Also Known as Thermography, or Thermal Imaging Cameras
The use of Thermography, or Thermal Imaging, has increased dramatically with commercial and industrial applications over the past 20 years. Maintenance technicians use thermography to locate overheating power lines or data cables, which are a sign of impending failure. Building construction technicians use thermal images to indicate heat leaks in faulty thermal insulation and can use the results to improve the efficiency of heating and air-conditioning units.
Thermal imaging has also been a great tool to help homeowners save money, especially now that energy rates are on the rise. Heat loss and/or cold air influx can be detected and corrective actions can be taken to help improve the energy efficiency of residential and commercial structures. Thermal Cameras can be used to inspect electrical panels and receptacles on commercial and residential buildings to detect issues before there is a costly outage.
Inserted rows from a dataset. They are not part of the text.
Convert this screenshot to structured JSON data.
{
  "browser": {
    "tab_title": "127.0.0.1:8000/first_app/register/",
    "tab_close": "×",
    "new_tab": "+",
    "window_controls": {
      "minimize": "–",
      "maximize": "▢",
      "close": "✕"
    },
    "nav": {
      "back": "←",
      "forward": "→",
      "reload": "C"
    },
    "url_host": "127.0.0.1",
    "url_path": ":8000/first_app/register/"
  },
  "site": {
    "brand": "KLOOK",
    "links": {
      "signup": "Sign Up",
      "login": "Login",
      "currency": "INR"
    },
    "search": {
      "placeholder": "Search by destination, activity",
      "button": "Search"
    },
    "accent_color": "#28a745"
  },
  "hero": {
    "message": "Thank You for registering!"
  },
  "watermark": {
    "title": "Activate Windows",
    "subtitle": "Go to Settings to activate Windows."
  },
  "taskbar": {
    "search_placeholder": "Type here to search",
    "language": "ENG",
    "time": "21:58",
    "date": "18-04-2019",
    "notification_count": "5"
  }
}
Thermal imaging can detect hot spots in the electrical system not visible to the naked eye which may be a precursor to a larger issue.
Advantages of thermography
- Displays a visual picture so temperatures can be compared over a large area
- Thermal Cameras are capable of catching moving targets in real time
- Thermography is able to find higher temperature components as a measure of reliability prior to failure
- Thermal Imaging can be used to measure or observe in inaccessible or hazardous areas
- Infrared and Thermal Imaging is a non-destructive and non-invasive test method
- It can be used to find leaks and heat loss, electrical inspection, locate radiant pipes or wires, mechanical bearing inspection, and much more.